Vivaldi : les mesures sociales à la loupe

Depuis le 1er octobre, nous avons un gouvernement. Dans son accord, les projets qui impactent les entrepreneurs et chefs de PME francophones sont nombreux et ambitieux. À première analyse, c’est mitigé. Débutons par le volet social.

Zéro cotisation sur le premier engagement

Commençons par le positif. Cette mesure, nous l’attendions avec impatience. C’est LA mesure du Tax shift qui comptait pour nous. Elle devait s’éteindre le 31 décembre. Elle sera prolongée. C’est ce que nous demandions dans notre mémorandum.

Le programme du gouvernement prévoit une évaluation de la mesure en 2021, avant une éventuelle réforme. Pourquoi pas, si c’est pour en améliorer l’efficacité.

Flexibilité

Le gouvernement s’est engagé à examiner des moyens pour améliorer la flexibilité du temps de travail. C’est très positif. Et ce n’est pas une mince affaire quand on sait que le cadre actuel date de… 1971!

Gouvernement et partenaires sociaux travailleront ensemble à cette réforme. Tant mieux, car nous avons beaucoup d’idées, et nos membres, beaucoup d’attentes.

Rediscuter des congés

Visiblement, le gouvernement souhaite rediscuter des congés avec les partenaires sociaux. C’est ce que nous demandions : un débat apaisé sur une refonte globale des systèmes de congés. Nous serons évidement attentifs à ce que la spécificité des PME soit respectée.

Pas que du positif

C’est manier l’euphémisme que de dire que ce programme gouvernemental ne contient pas que de bonnes nouvelles.

Côté charges financières, on note une volonté avérée, non d’augmenter l’impôt (!), mais de restreindre l’accès aux formules moins taxées d’avantages salariaux. Pas besoin d’un doctorat pour comprendre!

À surveiller aussi, la volonté de généraliser l’assurance groupe à tous les salariés. Même chose pour l’indemnité vélo. Ou encore la volonté d’imposer un droit individuel à la formation pour tous les salariés.

Côté nouvelles formalités, ce droit à la formation, encore lui, pourrait imposer la création/gestion d’un compte formation pour les entreprises. Par ailleurs, on constate une volonté du gouvernement de mettre éventuellement en place un droit à la déconnexion, qui selon nous, ne résout rien.

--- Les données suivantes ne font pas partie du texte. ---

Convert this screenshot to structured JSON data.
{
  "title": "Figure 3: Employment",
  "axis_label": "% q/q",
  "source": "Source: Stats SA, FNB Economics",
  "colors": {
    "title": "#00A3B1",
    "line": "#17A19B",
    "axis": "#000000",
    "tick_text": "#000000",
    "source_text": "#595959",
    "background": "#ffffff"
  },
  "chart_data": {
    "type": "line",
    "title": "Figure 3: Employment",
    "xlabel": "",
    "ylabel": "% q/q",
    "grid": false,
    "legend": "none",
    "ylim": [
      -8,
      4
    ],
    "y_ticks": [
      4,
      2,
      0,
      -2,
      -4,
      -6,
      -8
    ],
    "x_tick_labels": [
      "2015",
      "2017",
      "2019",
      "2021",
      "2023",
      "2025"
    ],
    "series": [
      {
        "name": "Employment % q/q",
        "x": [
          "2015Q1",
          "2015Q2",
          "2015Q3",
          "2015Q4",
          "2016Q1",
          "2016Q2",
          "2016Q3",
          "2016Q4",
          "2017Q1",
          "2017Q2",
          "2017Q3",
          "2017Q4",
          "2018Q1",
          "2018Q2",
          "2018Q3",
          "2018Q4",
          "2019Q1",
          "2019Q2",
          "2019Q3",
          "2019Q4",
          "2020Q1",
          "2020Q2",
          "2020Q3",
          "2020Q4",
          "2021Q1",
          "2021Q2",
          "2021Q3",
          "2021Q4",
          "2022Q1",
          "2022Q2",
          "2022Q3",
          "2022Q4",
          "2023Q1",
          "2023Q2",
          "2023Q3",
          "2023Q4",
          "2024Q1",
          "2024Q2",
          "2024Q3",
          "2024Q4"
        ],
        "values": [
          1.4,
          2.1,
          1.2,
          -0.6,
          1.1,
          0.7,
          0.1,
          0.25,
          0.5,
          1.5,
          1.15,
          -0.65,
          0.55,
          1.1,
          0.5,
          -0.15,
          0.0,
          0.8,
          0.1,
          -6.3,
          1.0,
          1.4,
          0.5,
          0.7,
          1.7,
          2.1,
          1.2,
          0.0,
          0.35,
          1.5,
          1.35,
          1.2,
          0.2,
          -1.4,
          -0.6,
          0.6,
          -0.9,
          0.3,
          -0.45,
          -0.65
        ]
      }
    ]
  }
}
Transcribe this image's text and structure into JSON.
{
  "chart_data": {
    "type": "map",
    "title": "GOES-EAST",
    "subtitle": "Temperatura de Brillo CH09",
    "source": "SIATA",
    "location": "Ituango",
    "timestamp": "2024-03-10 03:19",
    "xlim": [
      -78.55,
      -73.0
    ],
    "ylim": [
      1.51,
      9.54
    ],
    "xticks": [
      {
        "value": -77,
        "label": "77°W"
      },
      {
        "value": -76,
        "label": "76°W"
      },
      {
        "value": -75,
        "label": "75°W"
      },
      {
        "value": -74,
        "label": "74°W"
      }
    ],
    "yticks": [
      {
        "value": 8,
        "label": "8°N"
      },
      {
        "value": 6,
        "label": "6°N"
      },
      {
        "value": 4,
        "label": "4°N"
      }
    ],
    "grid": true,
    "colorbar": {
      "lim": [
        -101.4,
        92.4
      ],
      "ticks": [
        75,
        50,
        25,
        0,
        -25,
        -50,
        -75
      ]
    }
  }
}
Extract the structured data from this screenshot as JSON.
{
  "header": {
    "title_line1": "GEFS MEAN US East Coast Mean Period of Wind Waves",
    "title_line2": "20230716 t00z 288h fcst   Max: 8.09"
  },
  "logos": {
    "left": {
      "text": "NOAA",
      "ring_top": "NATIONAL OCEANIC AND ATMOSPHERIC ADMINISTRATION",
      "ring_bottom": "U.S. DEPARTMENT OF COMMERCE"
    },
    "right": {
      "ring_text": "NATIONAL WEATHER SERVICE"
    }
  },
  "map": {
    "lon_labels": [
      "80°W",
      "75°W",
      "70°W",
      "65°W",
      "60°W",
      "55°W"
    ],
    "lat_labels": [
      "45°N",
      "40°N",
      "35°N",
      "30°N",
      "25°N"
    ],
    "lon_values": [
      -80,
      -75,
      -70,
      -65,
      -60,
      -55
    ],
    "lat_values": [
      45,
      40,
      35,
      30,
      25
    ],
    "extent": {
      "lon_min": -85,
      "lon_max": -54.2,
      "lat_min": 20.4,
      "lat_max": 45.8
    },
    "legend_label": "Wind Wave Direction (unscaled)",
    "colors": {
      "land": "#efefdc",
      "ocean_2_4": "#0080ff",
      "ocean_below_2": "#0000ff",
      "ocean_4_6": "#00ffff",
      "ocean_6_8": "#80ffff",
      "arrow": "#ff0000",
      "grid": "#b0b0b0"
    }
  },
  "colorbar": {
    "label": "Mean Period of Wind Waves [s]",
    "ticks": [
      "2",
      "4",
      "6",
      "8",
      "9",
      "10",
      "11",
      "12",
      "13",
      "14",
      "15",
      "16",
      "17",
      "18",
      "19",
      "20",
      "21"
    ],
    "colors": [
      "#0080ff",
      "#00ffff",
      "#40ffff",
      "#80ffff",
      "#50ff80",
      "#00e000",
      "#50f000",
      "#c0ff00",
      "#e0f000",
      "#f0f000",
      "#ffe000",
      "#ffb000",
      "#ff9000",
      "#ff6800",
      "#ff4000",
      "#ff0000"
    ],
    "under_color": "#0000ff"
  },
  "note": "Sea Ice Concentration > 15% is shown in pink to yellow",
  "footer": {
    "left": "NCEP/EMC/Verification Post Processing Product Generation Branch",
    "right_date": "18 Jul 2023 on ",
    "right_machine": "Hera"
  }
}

Enfin, parmi les mesures difficiles à classer, on voit difficilement comment le gouvernement va augmenter l’indemnisation mutuelle des salariés malades (plus d’un mois) sans augmenter les cotisations ONSS. Quant à l’instauration de “territoires zéro chômeurs” (emplois hyper subsidiés donc), on constate un risque patent de concurrence déloyale pour les vraies entreprises.

Et les voitures de société?

On lit également dans le texte gouvernemental que les voitures de société neuves devront être “vertes” d’ici 2026. On touche ici tant à la mobilité et l’environnement qu’à la question des salaires .C’est une équilibre délicat qu’il convient de manipuler avec précaution . Prudence, donc.